Conceptualising aesthetic power in the digitally-mediated city

Happy to report I have a new paper out, co-authored with Monica Degen. It’s online and open access at Urban Studies and this is the abstract:

Aesthetics, generally understood as an intensified emphasis on the sensorial look and feel of urban environments, has become an important perspective through which urban scholarship is examining the economic, social, political and cultural processes of urban regeneration projects across the globe. Much of this aestheticising work is now mediated by many kinds of digital technologies. The entanglement of digital technologies with the sensorial feel of urban redevelopments manifests in many different ways in different urban locations; it is deeply reshaping the embodied experiencing of urban life; and it enacts specific power relations. It is the focus of this paper.
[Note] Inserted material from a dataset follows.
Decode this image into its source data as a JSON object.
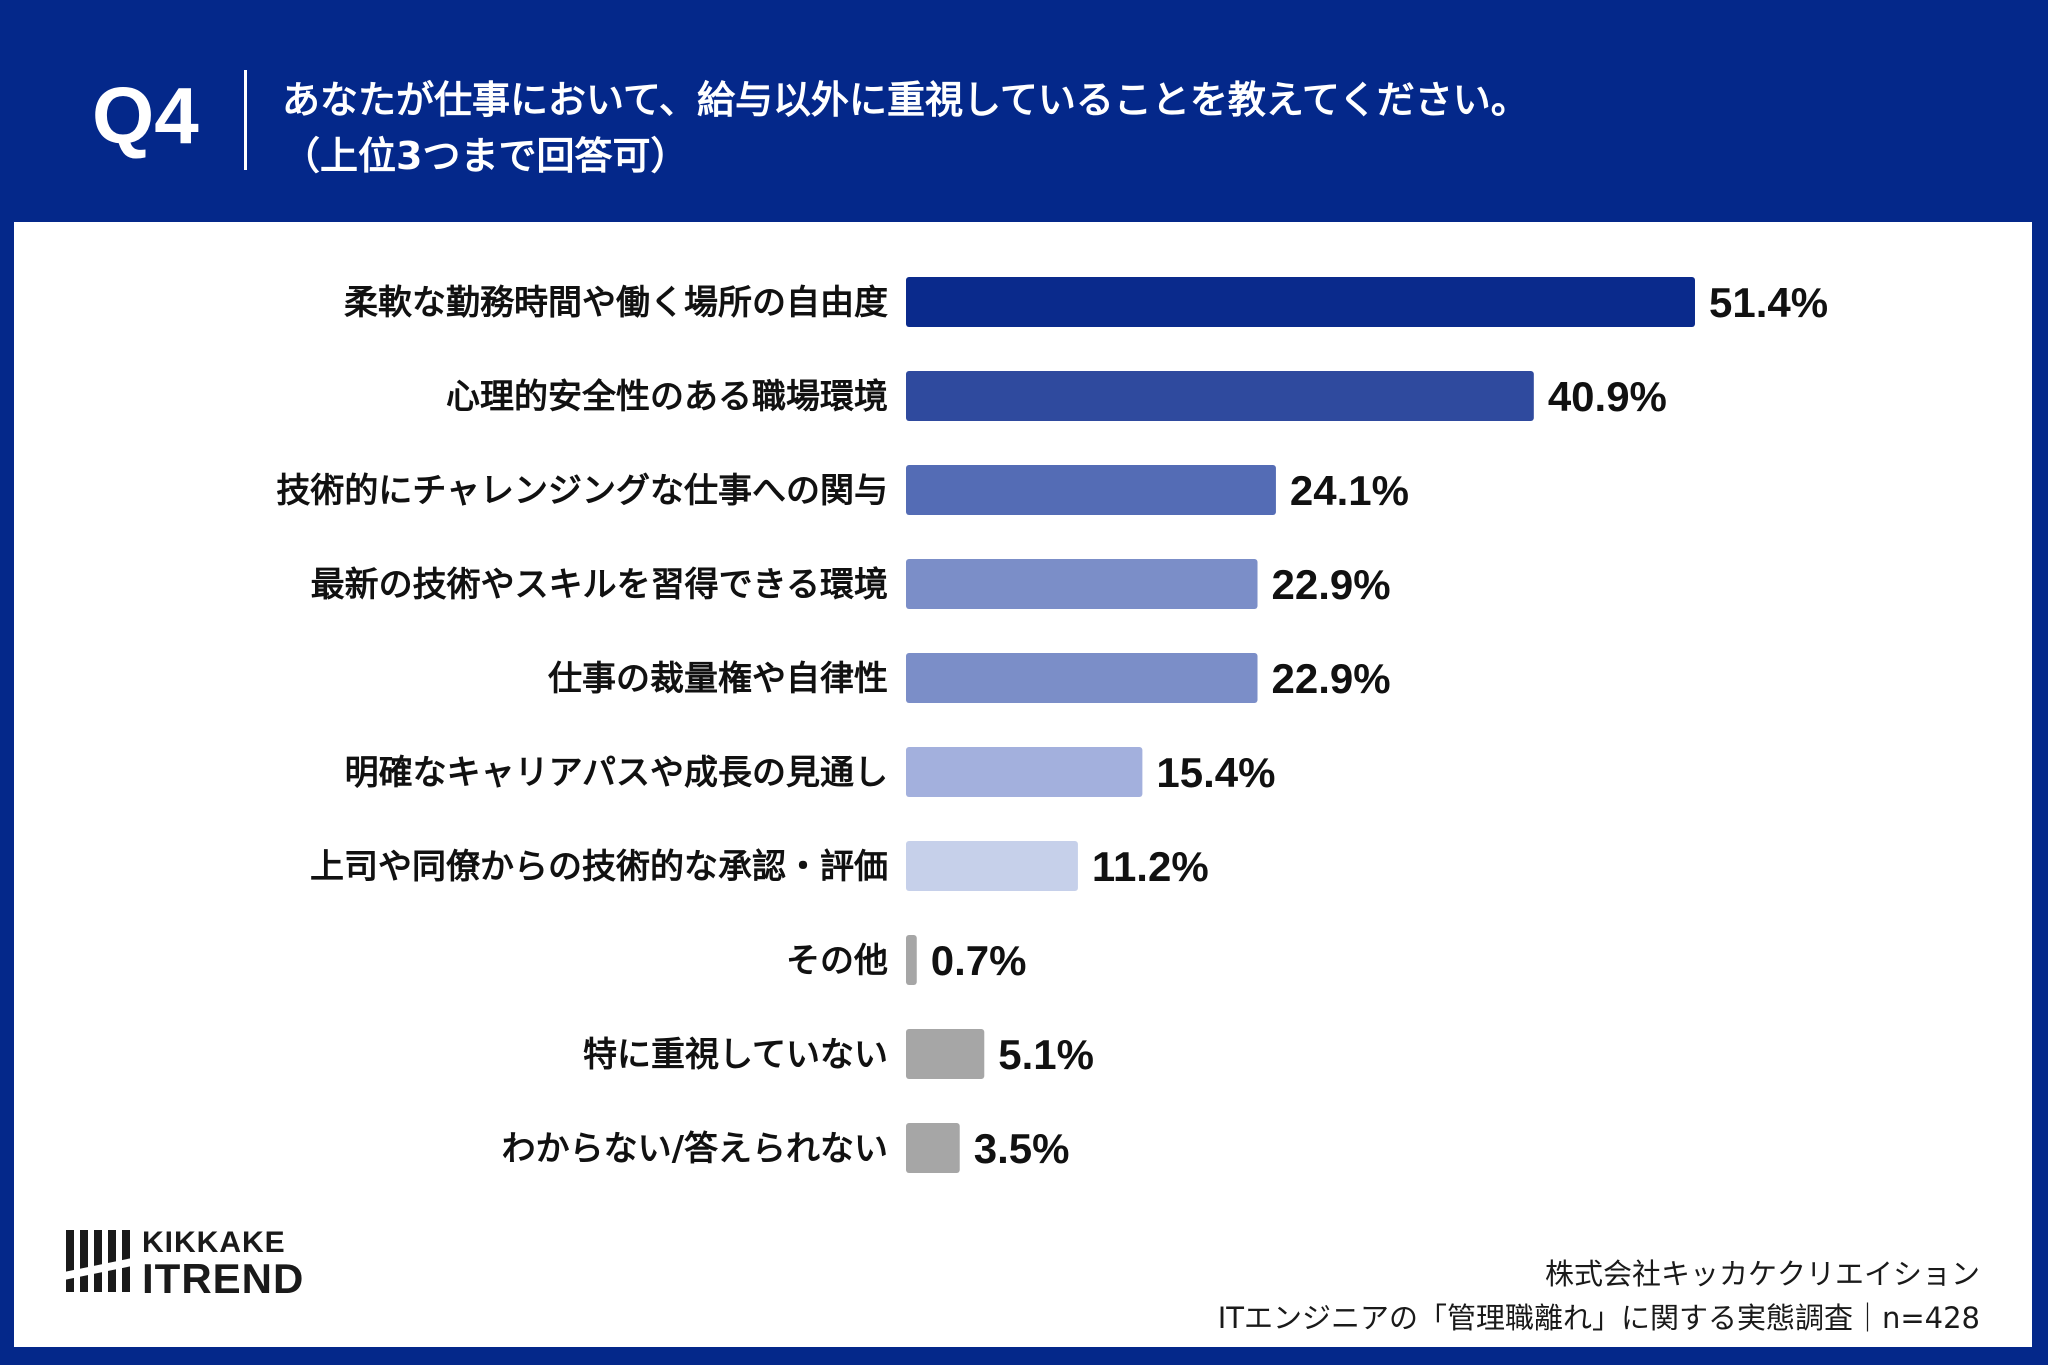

Drawing on the work of Lefebvre and Jansson, this article develops the notion of ‘textured’ space in order to offer an analytic vocabulary that can describe distinctive configurations of urban experience at the intersection of specific urban environments, bodily sensations, and digital devices. Analysing embodied sensory politics is important because various aspects of bodily sensoria are central to human experiences of, and relations between, both self and other. Hence bodies are enrolled differentially into different expressions of these new urban aesthetics: while some are seduced, others are made invisible or repelled, or are ambivalently entangled in digitally-mediated aesthetic atmospheres. The article offers some examples of the power relations inherent in the textured aesthetics of three of the most significant, and interrelated, processes of contemporary, digitally-mediated urban change: efforts to be seen as a ‘world-class city’ and to facilitate gentrification and tourism.

It takes the argument of our book The New Urban Aesthetic a bit further by drawing on an excellent range of studies by other scholars to look more carefully at the embodied power relations implicit in different examples of digitally-mediated urban aesthetics.